En el blog "La buhardilla de Jerónimo" fue publicado el siguiente texto perteneciente a un gran escritor católico argentino: Hugo Wast. Su lectura es recomendable por la excelente alegoría con que define el perfil de un novel sacerdote y aquel que ya ha recorrido un largo trecho en su vida apostólica. Si usted es sacerdote, léalo, quizás le dé tema para meditar. Si no lo es, acérquelo a algún cura conocido, ser lo agradecerá. Disfrútelo.
Todo sacerdote joven me parece un buque que parte por primera vez hacia alta mar.
Todo sacerdote viejo me parece un buque que va llegando al puerto.

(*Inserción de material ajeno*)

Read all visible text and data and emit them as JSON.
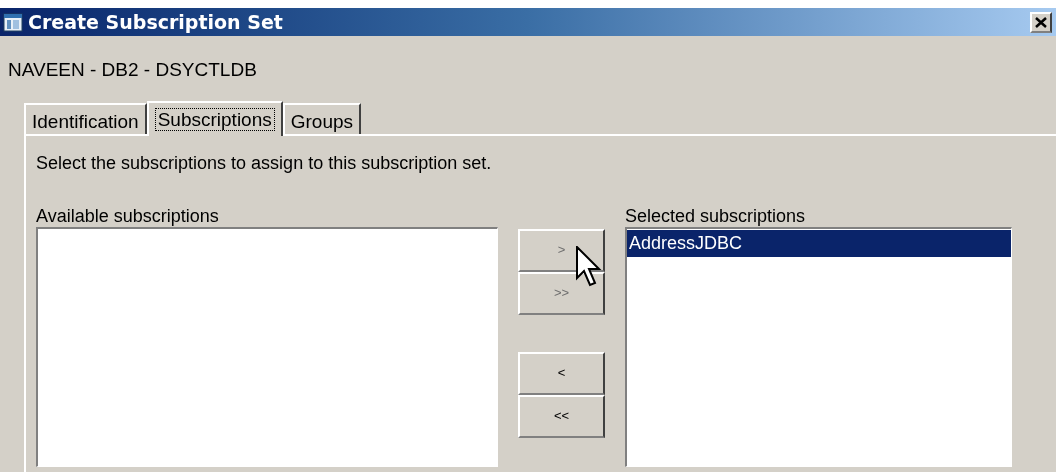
{
  "window": {
    "title": "Create Subscription Set"
  },
  "subtitle": "NAVEEN - DB2 - DSYCTLDB",
  "tabs": [
    {
      "label": "Identification",
      "selected": false
    },
    {
      "label": "Subscriptions",
      "selected": true
    },
    {
      "label": "Groups",
      "selected": false
    }
  ],
  "instruction": "Select the subscriptions to assign to this subscription set.",
  "available": {
    "label": "Available subscriptions"
  },
  "move_buttons": [
    {
      "label": ">",
      "disabled": true
    },
    {
      "label": ">>",
      "disabled": true
    },
    {
      "label": "<",
      "disabled": false
    },
    {
      "label": "<<",
      "disabled": false
    }
  ],
  "selected": {
    "label": "Selected subscriptions",
    "items": [
      {
        "label": "AddressJDBC",
        "selected": true
      }
    ]
  }
}
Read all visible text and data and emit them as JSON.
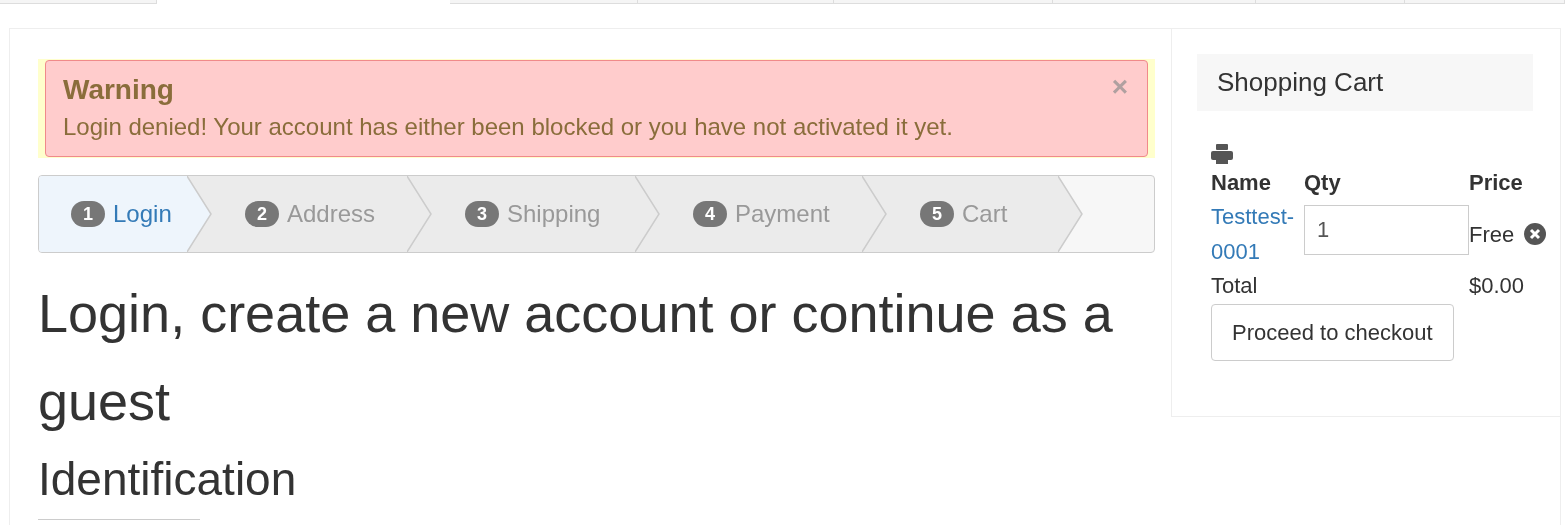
{
  "alert": {
    "title": "Warning",
    "message": "Login denied! Your account has either been blocked or you have not activated it yet.",
    "close": "×"
  },
  "steps": [
    {
      "number": "1",
      "label": "Login",
      "selected": true
    },
    {
      "number": "2",
      "label": "Address",
      "selected": false
    },
    {
      "number": "3",
      "label": "Shipping",
      "selected": false
    },
    {
      "number": "4",
      "label": "Payment",
      "selected": false
    },
    {
      "number": "5",
      "label": "Cart",
      "selected": false
    }
  ],
  "heading": "Login, create a new account or continue as a guest",
  "subheading": "Identification",
  "cart": {
    "title": "Shopping Cart",
    "columns": [
      "Name",
      "Qty",
      "Price"
    ],
    "items": [
      {
        "name": "Testtest-0001",
        "qty": "1",
        "price": "Free"
      }
    ],
    "total_label": "Total",
    "total": "$0.00",
    "checkout": "Proceed to checkout"
  }
}
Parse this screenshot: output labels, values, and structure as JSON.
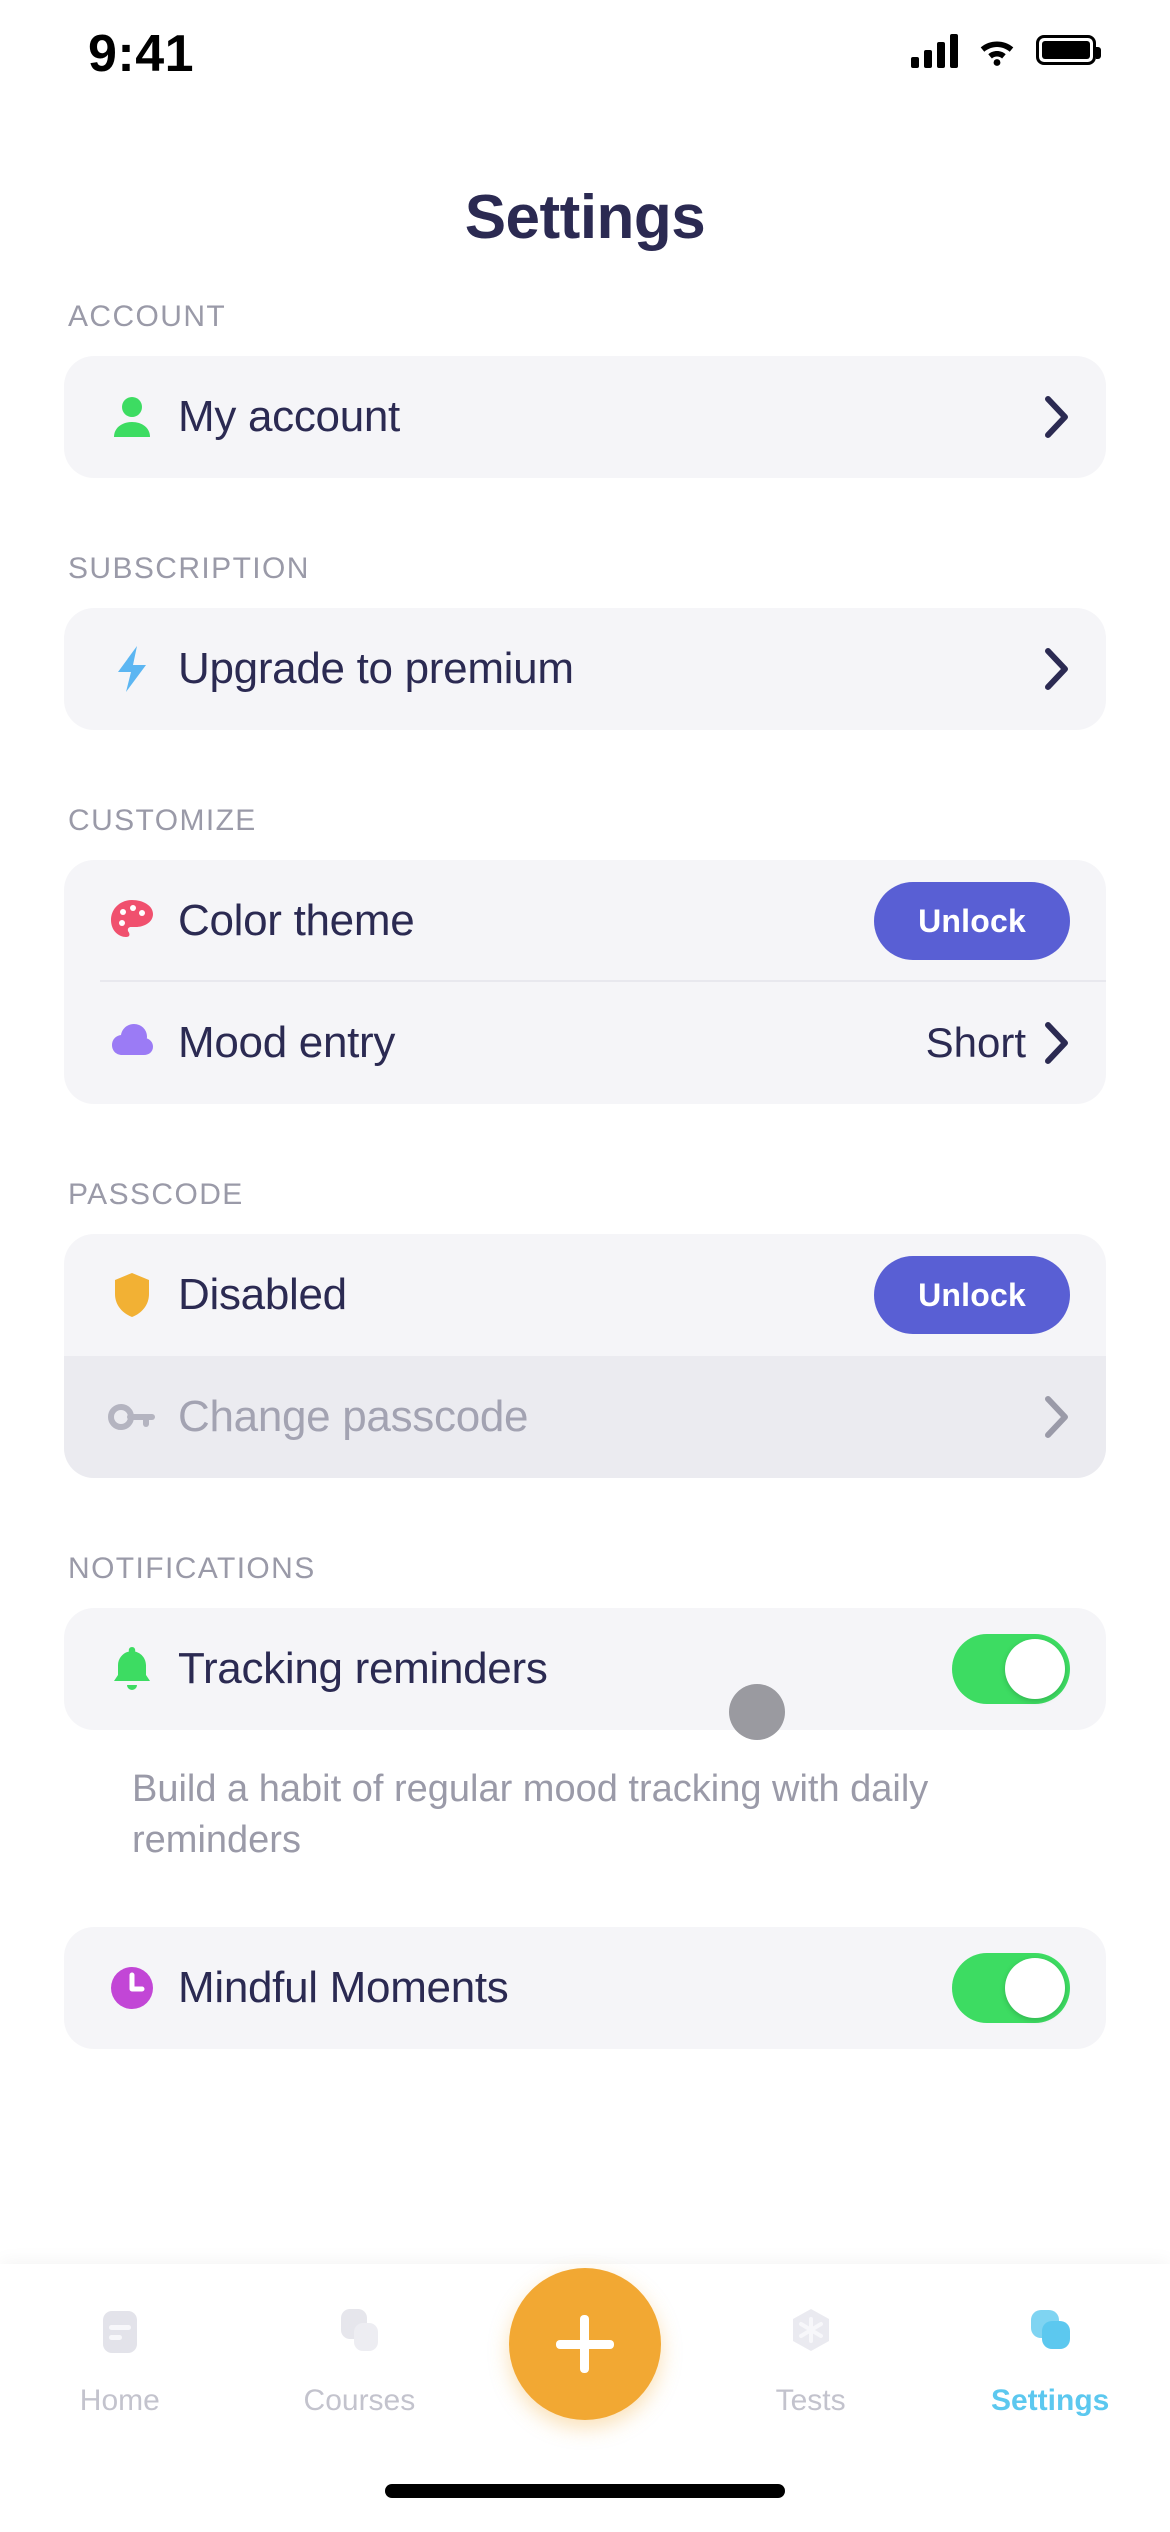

Me he cruzado en el mar, en uno de los siete mares del mundo, con dos buques, uno viejo y otro nuevo.
No
sé por qué razones siempre que veo un buque viejo me pongo a imaginar
las aventuras, los peligros, las tormentas que ha pasado; y delante de
uno nuevo, todo lo que le aguarda.
Me he cruzado con dos, el uno viejo y el otro nuevo.
El
viejo iba llegando al puerto, con su casco despintado, sus velas en
jirones, sus masteleros en astillas, pero con su proa tajante y su timón
obediente y firme, de modo que se mantenía en la buena ruta.
El
otro recién botado al agua, navegaba hacia alta mar, relumbrante, con
su arboladura nueva, sus cuerdas blancas, sus velas sonoras y al viento,
que le daba en el costado. El agua hervía en espuma, bajo su quilla que
abría un profundo surco en las olas.
Todo
le sonreía, el sol, el cielo, la brisa, que cantaba en sus obenques,
las ligeras nubes que le daban sombra, los delfines que danzaban a su
alrededor y las gaviotas que se posaban en sus jarcias. Y él avanzaba
libre y ufano, hacia los misterios del primero de los siete mares,
seguro de sus lonas, de sus maderas y de sus forros de cobre y de su
timón nuevo.
Y yo
rogué por él, que antes de llegar al puerto tenía que humillar la
soberbia en el Atlántico, cerrar los ojos y oídos a los espejismos y a
los cantos de las sirenas en el Mediterráneo; dominar la ira en el Rojo;
sobreponerse a la gula en el Índico; desafiar los tifones de la envidia
en el Mar de la China; despreciar las mordeduras de la avaricia en el
Pacífico; luchar contra el frío del alma en el Ártico; y vencer la
pereza en el Mar de Sargazos, que más que un mar es la plaga de todos
los mares.
Cuando
veo un sacerdote viejo, deslucido en su traje y en su palabra, distraído
como quien tiene el corazón en otra parte, sordo a los rumores de la
tierra y atento a las voces que le hablan en sueños como a Samuel,
pienso que invita a cantar un Te Deum, porque es un navío que ha pasado
ya las tormentas de los siete mares.
Cuando
veo uno joven, que emprende su periplo, impaciente de surcar los
océanos, con demasiada confianza en la altura de sus mástiles y en lo
pulido de sus cascos y en la gallardía de sus lonas; que mira poco el
cielo para orientar su rumbo y mucho las máquinas que fabrican los
hombres, tengo miedo por él.
Y
más si es artista; y mucho más si es elocuente; y muchísimo más si es
ingenuo y ama el ruido, y cree que le falta tiempo y puede dejar hoy
esta rúbrica, mañana este rezo, después esta meditación, ser impuntual
en la hora de su Misa; ser distraído en su breviario.
¡Ay! ¡Cuántos mares y cuántos escollos delante de su proa y qué lejos el puerto!
Llegará, sin duda, si deja de mirar la brújula de los hombres y levanta el corazón hasta la Estrella de la Mañana.
Llamamos
así a la Virgen, pero es también una de las más preciosas advocaciones
de Jesús, que dice de Sí Mismo en el último capítulo del Apocalipsis:
“Yo Soy Jesús, la espléndida y luminosa Estrella de la Mañana”.
Tomado de "Navega hacia alta mar", de Hugo Wast.